Stock Market Predicts Who Will Win Tomorrow’s US Presidential Election

When it comes to predicting US presidential election outcomes, the S&P 500 has a proven track record dating all the way back to World War II. Even when the polls got it egregiously wrong in 2016, the stock market managed to get it right – old faithful just “knew” Donald Trump would defeat Hillary Clinton.

Now, just hours away from the moment of truth, the stock market has once again offered its final prediction for the 2020 US presidential election pitting President Donald Trump against former Vice President Joe Biden… and the margin is razor-thin.

The rule of thumb is as follows: in the three months preceding the actual election from August through to the end of October, if the S&P 500’s performance is negative, the incumbent party will be voted out of the White House and replaced by the opposition. If the S&P 500’s numbers are up, the incumbent party will remain in power.

Stock Market Predicts Who Will Win Tomorrow’s US Presidential Election
Fortune + CFRA

This year, the S&P 500 has dipped just a touch over 0.6%. Meaning the stock market has officially signalled that Democratic nominee and former Vice President – Joe Biden – is on track to triumph over Trump and soon be sworn in as Commander-in-Chief.

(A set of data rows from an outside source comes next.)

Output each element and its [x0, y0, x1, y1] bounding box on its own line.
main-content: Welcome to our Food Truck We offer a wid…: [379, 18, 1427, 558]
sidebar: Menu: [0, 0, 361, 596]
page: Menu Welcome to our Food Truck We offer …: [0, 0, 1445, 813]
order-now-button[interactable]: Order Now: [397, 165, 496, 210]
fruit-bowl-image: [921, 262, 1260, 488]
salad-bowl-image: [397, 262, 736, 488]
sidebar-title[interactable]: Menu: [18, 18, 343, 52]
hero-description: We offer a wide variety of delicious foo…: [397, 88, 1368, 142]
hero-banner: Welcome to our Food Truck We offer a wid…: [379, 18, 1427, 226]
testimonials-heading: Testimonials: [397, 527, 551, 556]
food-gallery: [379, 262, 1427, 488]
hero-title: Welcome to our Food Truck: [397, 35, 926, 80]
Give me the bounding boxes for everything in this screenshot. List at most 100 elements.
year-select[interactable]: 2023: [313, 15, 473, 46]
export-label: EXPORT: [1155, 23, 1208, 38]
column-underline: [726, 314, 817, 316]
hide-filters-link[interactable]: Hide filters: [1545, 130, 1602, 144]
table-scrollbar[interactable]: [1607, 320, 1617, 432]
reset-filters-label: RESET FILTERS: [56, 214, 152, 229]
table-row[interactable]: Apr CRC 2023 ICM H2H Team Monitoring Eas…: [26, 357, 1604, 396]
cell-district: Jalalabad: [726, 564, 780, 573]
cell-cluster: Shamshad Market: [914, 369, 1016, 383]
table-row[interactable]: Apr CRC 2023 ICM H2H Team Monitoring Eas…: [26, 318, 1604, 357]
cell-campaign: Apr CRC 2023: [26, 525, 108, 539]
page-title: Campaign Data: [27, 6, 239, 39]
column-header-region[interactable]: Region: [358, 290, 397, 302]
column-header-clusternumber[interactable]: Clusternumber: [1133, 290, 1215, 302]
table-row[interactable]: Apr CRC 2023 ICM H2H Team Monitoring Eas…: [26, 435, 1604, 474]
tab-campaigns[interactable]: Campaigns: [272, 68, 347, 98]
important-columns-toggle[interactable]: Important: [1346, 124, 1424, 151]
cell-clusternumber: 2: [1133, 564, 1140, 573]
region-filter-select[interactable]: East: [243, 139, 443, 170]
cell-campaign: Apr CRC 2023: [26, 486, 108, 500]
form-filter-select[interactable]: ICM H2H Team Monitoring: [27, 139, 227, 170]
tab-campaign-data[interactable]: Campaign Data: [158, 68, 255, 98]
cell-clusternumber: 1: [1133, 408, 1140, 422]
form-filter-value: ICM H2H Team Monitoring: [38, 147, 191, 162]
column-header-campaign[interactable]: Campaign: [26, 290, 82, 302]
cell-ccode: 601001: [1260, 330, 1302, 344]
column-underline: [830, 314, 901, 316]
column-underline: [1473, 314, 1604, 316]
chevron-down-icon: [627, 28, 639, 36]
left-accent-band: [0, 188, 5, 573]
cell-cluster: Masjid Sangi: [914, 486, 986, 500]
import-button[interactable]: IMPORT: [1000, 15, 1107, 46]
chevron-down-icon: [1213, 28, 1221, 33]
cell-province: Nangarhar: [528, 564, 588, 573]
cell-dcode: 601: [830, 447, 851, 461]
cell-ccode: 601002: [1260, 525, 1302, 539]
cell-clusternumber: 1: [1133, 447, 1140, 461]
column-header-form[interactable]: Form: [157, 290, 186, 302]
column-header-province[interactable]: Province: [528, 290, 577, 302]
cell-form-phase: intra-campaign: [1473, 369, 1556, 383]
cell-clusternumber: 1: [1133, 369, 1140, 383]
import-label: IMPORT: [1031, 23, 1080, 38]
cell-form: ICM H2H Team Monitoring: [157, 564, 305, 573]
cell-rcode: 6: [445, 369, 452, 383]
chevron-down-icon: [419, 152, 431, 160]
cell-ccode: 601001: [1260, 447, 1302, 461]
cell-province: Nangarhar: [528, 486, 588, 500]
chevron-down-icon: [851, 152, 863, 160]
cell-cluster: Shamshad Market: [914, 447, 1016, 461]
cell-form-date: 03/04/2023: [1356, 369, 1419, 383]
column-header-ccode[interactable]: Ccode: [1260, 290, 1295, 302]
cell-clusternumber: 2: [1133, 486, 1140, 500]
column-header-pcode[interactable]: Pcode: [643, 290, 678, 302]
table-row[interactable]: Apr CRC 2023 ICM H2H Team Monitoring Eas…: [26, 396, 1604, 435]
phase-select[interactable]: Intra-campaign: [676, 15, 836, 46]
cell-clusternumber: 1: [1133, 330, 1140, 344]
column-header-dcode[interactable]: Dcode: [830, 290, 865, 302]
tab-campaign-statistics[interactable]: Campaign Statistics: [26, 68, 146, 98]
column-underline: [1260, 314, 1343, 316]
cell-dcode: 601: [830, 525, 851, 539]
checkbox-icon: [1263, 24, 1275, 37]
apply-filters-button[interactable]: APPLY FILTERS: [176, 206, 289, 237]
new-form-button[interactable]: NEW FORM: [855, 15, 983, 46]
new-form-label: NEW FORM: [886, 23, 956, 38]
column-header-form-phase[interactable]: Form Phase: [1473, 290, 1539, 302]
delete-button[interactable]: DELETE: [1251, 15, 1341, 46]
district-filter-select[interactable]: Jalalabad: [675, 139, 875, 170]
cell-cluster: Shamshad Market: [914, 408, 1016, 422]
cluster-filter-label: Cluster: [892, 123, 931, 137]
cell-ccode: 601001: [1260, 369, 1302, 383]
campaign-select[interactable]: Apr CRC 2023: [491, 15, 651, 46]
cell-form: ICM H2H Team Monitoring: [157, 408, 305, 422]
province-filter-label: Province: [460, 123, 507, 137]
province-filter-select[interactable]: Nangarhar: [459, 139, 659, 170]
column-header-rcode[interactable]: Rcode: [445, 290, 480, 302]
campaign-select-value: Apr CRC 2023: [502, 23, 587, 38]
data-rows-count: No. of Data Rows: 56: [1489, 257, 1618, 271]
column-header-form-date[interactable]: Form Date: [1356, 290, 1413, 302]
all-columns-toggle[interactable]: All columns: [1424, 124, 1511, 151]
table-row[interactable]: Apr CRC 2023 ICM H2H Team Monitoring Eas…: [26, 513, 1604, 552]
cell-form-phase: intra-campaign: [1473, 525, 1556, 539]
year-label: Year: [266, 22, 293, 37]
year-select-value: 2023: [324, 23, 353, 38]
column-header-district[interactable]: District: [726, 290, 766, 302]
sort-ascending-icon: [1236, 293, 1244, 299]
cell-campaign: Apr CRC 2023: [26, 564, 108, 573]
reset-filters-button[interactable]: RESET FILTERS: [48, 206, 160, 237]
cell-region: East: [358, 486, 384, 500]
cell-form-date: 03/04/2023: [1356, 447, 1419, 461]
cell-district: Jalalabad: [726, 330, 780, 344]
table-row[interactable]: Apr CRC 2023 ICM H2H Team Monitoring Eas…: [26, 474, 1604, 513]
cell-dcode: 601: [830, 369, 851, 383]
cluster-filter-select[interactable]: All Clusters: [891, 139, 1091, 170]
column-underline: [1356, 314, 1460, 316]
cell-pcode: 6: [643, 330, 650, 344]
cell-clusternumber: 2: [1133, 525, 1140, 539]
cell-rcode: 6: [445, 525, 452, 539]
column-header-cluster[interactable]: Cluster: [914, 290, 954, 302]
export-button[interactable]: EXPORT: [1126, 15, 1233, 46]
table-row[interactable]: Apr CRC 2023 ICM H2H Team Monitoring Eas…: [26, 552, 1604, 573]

For those of you asking for the exact science behind all this, as much as we’d like to rationalise it and show you the working, there simply isn’t one. Many theorise it has something to do with being a gauge for uncertainty, as well as how investors tend to sell when the future is unclear.

Though we’ve certainly had our fair share of market volatility given the whole matter of COVID-19, and this widespread sell-off may simply be an indicator that people don’t have faith in a new president. Still, it’s worth noting that negative S&P 500 performance has been on the money in this regard for almost every year since 1928 (the sole exception being 1956 when President Dwight Eisenhower shook off a 7.7% decline to defeat Adlai Stevenson).

And as noted by Fortune, a small margin can still be correct. When George W. Bush (R) defeated Al Gore (D) in 2000 and the incumbent party was Democratic, the S&P 500 was down just 0.1%.

Only time will tell and it’ll definitely be interesting either way.